From gig economy to TCI, 30 ballot questions filed

Most are unlikely to come before voters in 2022

PROPONENTS FILED 30 ballot questions with the attorney general’s office on Wednesday in an attempt to circumvent Beacon Hill and win approval directly from voters in 2022 for laws dealing with the gig economy, voting, hospital operations, newborn babies, the Transportation Climate Initiative, smoking, the sale of alcohol, and assorted other matters.

Most of the proposals are unlikely to make it on to the ballot because, even if they pass muster on constitutional grounds with Attorney General Maura Healey’s office, they would still require the gathering of more than 93,000 voter signatures, a time-consuming and expensive process. Several of the proposals were filed in multiple forms in an effort to increase their chances of gaining approval from Healey’s office.

One proposal with a lot of corporate muscle behind it would allow companies like Uber, Lyft, DoorDash, and Instacart to continue classifying their workers as independent contractors instead of employees.  Many expect the question will pit tech companies against labor groups in a battle over the future of the gig economy. The companies have a huge stake in the outcome; Healey is already suing Uber and Lyft for their treatment of workers.

Three state lawmakers and Republican gubernatorial candidate Geoff Diehl filed a proposed ballot question to block the state’s participation in the Transportation Climate Initiative, a regional carbon emission reduction program pushed by Gov. Charlie Baker that would require fuel distributors to purchase allowances permitting them to sell gasoline.

The initiative petition filed on Wednesday stipulates that “the supply of gasoline, diesel fuel, special fuels or similar motor fuels available to meet consumer demand shall not be reduced or restricted by the imposition of any tax, fee, other revenue generating mechanism, or market-based compliance mechanism.”

The Massachusetts Nurses Association filed three questions. One would assess civil penalties on hospital income above a certain level with the penalties going into a fund that would be used to support struggling hospitals. A second question would ban hospital CEOs from serving on the boards of or receiving compensation from a company that develops, manufactures, or sells medical services or products such as devices or pharmaceutical drugs.

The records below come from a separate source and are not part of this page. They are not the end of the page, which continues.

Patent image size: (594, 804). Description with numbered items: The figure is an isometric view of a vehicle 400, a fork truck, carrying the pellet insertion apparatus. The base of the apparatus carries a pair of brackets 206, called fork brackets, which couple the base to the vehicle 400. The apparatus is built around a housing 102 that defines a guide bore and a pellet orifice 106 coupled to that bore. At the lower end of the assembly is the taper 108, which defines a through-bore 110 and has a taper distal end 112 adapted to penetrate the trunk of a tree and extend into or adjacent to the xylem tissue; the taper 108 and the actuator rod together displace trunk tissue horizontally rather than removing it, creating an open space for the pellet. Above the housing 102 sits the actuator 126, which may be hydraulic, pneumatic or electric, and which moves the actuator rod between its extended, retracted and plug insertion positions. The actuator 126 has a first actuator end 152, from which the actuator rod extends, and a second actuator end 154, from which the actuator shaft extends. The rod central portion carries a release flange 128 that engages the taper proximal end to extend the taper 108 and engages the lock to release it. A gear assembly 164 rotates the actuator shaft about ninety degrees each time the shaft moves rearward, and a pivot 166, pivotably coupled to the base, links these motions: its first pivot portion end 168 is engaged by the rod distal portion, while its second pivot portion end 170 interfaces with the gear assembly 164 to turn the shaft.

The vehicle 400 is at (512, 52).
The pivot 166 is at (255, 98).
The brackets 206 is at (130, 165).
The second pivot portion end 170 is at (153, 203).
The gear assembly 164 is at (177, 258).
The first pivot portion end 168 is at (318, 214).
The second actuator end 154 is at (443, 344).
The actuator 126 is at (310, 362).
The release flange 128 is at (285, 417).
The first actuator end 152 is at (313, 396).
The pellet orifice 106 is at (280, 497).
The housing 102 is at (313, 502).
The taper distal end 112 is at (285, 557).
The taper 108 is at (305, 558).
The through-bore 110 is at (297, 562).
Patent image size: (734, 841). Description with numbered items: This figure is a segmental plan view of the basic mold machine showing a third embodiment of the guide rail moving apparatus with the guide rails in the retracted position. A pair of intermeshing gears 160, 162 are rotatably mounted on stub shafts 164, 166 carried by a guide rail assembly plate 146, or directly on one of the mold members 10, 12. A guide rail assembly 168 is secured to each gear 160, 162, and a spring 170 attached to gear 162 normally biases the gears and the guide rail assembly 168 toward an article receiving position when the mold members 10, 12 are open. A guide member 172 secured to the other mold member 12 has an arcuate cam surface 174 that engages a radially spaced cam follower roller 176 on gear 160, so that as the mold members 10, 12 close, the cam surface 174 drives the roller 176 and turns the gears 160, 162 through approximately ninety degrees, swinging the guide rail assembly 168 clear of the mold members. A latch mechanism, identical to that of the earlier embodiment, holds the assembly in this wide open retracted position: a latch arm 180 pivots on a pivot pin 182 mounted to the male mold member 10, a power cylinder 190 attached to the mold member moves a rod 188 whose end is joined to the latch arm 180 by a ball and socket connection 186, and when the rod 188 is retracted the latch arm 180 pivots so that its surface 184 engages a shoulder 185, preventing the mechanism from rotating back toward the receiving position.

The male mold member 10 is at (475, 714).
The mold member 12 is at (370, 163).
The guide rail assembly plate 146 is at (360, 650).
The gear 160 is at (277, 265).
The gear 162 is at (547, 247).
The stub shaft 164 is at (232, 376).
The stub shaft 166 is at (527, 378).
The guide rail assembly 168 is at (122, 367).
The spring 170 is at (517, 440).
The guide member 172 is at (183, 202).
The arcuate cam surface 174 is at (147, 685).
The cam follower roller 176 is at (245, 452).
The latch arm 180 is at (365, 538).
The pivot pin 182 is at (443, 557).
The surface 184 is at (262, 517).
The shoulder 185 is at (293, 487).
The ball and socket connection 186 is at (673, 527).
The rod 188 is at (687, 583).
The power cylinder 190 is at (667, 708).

The third ballot question from the nurses association would combine the redistribution and CEO sections of the other two with additional language requiring hospitals to report financial assets held outside the United States.

Two questions were put forward by Republicans. One would require that, “if a child is born alive, all reasonable steps, in keeping with good medical practice, shall be taken to preserve the life of the child born alive.” The other question would direct that “no teacher shall present our country’s history to his or her elementary school or high school students with the specific intent of making any such students feel personally responsible, at fault or liable, either individually or as a member of a racial or ethnic group, for the actions or omissions of others.”

Other proposals would require all elections in Massachusetts to use hand-counted paper ballots, implement voter ID requirements, legalize the sale of consumer fireworks, issue more liquor licenses to food stores, require the state to make legal assistance available in eviction proceedings, ban smoking in multi living units, and once again permit certain “happy hour” drink specials that have been banned since 1984.

This story was compiled using material from the State House News Service.